This Sunday, April 23, at 3pm, the UK government will conduct a test of its new emergency alerts system by sending a siren-like alert to smartphone users across the country. The test is expected to reach approximately 90% of phones and tablets in the UK, allowing the government and emergency services to send urgent messages to warn people of life-threatening situations such as flooding or wildfires. This system is already in use in countries like the Netherlands, the US, Canada, and Japan.
During the test, a message will appear on the home screens of devices, accompanied by a vibration and a loud warning sound that will ring for about 10 seconds, even if the phone is set to silent. The alert will state: “This is a test of Emergency Alerts, a new UK government service that will warn you if there’s a life-threatening emergency nearby. In an actual emergency, follow the instructions in the alert to keep yourself and others safe. Visit gov.uk/alerts for more information. This is a test. You do not need to take any action.”

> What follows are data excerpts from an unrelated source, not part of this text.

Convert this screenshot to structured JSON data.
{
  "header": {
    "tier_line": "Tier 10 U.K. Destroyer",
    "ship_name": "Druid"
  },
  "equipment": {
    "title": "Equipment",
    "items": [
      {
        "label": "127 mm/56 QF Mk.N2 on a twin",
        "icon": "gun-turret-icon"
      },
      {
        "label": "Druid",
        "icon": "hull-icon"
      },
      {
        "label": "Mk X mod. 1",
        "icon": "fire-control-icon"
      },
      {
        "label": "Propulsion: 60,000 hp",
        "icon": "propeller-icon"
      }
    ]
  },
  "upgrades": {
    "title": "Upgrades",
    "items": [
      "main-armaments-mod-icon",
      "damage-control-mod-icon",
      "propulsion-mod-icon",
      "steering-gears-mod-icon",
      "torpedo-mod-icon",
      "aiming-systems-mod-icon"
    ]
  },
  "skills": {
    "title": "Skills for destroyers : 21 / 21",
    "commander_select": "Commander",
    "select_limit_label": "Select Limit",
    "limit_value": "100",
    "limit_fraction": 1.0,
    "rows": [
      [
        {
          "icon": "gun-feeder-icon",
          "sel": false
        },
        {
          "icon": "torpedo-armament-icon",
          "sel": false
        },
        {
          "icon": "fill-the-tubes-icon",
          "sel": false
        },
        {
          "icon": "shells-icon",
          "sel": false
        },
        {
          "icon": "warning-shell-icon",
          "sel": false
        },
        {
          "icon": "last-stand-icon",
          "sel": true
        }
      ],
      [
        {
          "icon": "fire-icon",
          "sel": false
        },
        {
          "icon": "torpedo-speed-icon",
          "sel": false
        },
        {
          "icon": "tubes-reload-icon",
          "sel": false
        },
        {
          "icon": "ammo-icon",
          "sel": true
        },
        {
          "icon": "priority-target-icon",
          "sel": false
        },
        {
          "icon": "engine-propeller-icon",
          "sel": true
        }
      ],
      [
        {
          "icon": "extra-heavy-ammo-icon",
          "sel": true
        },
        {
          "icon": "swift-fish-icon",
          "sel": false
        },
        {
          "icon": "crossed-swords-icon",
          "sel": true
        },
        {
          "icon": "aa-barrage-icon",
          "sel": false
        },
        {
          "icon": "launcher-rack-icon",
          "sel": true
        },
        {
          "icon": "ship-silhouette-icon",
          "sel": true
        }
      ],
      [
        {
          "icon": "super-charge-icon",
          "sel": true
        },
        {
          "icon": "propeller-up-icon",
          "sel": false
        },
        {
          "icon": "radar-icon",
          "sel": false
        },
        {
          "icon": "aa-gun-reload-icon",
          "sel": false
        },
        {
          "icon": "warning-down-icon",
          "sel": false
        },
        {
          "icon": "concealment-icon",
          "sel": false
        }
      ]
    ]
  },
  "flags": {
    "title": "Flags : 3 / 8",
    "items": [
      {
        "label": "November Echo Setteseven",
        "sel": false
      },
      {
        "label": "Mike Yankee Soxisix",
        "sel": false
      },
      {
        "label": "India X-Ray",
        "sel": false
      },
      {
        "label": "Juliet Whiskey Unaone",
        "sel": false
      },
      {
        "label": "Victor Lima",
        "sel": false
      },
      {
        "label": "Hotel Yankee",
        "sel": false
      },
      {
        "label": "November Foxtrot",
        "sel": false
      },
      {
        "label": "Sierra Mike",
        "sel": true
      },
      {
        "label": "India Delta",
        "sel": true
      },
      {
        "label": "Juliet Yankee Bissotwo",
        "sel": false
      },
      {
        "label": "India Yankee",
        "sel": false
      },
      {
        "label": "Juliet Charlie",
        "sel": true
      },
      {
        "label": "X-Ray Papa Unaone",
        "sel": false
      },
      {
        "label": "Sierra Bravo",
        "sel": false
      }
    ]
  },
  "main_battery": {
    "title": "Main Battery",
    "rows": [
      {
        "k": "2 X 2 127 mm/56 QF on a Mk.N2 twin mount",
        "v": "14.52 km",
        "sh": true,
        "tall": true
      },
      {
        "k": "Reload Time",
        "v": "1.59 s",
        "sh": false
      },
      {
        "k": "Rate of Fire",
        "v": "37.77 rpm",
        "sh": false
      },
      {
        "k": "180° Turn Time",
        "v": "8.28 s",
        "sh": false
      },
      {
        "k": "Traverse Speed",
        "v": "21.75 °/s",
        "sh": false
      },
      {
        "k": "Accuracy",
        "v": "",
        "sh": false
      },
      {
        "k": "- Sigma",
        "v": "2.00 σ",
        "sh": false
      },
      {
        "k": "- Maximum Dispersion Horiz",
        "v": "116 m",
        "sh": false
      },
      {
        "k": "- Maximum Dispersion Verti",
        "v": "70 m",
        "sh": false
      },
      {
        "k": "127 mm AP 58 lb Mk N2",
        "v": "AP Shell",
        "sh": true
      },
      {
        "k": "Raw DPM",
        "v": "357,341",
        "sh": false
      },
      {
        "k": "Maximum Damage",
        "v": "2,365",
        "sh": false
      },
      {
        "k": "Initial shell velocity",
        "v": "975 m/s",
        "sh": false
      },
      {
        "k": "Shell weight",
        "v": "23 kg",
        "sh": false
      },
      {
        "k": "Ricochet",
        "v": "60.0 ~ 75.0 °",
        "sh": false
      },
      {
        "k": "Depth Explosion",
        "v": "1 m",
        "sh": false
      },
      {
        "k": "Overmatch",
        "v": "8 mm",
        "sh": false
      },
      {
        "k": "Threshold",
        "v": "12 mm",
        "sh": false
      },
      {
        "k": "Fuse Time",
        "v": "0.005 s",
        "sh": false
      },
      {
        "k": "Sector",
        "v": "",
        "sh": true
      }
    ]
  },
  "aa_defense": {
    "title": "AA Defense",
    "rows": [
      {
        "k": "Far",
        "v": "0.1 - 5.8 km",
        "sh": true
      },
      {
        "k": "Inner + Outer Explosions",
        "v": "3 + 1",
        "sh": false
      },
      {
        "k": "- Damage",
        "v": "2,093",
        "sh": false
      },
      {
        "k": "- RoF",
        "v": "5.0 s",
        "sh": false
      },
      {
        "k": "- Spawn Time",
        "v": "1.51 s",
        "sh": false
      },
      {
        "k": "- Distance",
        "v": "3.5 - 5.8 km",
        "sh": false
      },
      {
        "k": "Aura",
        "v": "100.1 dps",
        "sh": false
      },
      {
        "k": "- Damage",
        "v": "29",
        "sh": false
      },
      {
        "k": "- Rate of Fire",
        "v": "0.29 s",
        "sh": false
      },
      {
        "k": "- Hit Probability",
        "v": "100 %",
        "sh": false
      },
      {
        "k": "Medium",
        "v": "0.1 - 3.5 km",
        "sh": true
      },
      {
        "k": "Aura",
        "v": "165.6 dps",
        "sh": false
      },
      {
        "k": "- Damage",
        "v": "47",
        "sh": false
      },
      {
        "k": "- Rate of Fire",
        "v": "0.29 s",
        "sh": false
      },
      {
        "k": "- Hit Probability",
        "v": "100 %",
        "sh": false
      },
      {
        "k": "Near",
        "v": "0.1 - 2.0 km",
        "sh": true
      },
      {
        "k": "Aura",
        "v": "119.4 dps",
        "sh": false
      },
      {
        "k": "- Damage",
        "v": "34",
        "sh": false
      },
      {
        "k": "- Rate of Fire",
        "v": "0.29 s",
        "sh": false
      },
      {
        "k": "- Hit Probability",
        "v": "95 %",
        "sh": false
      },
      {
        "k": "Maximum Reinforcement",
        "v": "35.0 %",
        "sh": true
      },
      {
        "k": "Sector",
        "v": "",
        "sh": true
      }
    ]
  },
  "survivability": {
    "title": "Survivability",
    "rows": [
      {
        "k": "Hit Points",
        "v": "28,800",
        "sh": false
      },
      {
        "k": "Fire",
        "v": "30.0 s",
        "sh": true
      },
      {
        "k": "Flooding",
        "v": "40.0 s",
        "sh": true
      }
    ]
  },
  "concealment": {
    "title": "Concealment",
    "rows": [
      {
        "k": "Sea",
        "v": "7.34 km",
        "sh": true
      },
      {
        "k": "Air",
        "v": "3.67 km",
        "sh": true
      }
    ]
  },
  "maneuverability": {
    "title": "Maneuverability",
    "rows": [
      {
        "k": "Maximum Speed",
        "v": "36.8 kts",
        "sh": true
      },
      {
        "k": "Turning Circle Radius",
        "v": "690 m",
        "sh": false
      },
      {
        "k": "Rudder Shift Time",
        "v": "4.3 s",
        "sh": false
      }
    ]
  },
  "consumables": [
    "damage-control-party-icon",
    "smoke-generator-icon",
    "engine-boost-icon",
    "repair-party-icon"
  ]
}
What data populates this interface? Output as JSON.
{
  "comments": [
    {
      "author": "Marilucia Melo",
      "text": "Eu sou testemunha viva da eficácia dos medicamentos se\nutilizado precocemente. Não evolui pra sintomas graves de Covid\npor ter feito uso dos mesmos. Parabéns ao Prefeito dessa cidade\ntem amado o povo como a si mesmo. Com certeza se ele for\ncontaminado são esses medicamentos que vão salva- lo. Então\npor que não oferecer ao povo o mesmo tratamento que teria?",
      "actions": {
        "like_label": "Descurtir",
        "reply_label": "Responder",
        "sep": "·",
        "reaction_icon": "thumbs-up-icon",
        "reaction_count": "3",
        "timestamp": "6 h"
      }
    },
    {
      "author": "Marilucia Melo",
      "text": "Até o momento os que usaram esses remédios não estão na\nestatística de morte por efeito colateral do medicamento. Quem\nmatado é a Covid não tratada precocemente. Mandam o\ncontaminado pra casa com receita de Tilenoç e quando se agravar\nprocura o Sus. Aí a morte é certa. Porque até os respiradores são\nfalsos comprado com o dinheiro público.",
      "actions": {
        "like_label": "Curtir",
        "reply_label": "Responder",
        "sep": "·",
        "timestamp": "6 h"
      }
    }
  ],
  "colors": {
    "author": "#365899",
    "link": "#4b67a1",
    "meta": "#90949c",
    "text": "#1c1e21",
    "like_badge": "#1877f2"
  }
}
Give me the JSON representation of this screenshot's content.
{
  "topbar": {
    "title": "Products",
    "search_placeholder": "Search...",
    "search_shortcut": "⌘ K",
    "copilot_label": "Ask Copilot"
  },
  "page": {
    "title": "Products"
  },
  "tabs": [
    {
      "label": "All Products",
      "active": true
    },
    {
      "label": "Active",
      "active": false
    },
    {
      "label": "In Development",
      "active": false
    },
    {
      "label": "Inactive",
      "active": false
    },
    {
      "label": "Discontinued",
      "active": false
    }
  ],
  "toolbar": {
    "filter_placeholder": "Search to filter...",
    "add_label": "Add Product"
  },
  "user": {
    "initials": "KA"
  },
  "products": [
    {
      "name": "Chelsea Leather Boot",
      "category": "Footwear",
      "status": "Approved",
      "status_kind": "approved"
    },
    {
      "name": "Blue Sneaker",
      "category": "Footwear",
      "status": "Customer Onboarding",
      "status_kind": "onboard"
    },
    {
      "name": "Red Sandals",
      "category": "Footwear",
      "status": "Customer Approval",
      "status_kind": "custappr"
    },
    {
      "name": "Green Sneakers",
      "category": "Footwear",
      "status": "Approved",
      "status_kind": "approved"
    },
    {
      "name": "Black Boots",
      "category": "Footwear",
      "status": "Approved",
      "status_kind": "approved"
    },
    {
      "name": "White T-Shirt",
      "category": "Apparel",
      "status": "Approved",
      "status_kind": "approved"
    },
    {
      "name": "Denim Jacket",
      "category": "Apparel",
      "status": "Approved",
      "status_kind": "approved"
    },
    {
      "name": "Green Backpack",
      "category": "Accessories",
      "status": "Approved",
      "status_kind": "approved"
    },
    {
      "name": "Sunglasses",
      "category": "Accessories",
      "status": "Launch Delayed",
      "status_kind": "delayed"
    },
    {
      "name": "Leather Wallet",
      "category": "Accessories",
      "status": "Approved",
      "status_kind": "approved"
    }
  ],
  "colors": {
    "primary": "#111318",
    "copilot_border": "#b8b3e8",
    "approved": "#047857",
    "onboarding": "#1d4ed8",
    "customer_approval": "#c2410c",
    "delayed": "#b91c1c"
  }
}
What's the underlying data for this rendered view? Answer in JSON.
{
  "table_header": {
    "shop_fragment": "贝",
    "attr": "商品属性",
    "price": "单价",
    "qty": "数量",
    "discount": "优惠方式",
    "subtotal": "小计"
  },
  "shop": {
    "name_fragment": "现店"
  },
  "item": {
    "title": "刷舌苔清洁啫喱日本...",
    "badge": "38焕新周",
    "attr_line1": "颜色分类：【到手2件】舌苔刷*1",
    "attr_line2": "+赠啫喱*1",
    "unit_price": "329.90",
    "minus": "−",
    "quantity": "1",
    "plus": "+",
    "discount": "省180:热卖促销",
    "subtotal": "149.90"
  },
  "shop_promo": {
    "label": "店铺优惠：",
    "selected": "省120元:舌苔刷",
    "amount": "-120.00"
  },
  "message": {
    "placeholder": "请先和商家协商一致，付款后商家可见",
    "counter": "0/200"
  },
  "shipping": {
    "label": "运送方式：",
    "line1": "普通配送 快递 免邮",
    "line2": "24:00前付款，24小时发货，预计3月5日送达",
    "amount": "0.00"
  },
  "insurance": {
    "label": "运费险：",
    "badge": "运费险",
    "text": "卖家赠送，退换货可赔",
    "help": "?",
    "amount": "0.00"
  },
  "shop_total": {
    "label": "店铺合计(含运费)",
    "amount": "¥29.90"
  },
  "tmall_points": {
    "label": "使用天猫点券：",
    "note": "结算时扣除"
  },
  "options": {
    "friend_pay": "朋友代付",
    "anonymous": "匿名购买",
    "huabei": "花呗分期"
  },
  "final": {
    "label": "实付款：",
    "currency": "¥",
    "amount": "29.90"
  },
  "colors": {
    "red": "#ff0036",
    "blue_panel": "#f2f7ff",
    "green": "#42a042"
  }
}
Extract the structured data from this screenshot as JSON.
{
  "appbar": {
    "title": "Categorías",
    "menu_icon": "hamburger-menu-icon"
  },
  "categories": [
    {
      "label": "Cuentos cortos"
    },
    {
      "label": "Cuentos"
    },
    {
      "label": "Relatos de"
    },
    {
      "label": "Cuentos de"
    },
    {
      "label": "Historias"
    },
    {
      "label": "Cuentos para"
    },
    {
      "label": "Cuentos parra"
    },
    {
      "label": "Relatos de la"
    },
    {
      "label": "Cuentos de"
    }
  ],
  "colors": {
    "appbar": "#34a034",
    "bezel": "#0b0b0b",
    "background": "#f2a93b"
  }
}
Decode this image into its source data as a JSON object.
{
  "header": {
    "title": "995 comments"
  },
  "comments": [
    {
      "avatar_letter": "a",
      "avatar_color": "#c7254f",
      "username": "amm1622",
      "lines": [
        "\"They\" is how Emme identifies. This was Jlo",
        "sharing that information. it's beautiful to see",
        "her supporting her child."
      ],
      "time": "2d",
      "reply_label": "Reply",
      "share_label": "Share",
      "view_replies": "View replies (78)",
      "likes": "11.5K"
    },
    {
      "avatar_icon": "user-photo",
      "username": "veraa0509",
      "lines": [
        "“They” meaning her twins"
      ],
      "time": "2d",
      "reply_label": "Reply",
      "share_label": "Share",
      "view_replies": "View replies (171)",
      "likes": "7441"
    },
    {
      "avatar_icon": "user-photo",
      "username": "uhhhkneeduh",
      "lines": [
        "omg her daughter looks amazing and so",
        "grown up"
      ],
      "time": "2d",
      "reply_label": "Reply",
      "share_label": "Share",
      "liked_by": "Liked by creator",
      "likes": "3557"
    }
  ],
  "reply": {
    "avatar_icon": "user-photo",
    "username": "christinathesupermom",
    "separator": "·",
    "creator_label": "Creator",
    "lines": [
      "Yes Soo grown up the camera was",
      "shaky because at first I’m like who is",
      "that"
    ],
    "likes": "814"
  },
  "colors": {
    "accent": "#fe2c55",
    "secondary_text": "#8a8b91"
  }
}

However, several charities, including Refuge and the National Centre for Domestic Violence, have raised concerns that this emergency alert could potentially put victims of domestic abuse in danger if they have a secret emergency handset. They are urging individuals who may be at risk, or those who know someone who could be at risk, to consider opting out of the alert. Additionally, elderly or vulnerable individuals who may have smartphones but may not be aware of the test alert should also be taken into consideration.
To opt out of emergency alerts, users can search their device settings for “emergency alerts” and turn off “severe alerts” and “extreme alerts.” It’s important to note that users will also not receive an alert if their phone is turned off or in airplane mode, if they are connected to a 2G or 3G network, or if they are using Wi-Fi only and not connected to a network.
The UK government’s emergency alerts system aims to provide timely warnings to the public in case of life-threatening emergencies. However, individuals who may be at risk due to domestic abuse or other vulnerable situations should take steps to opt out of the alert if necessary, to ensure their safety.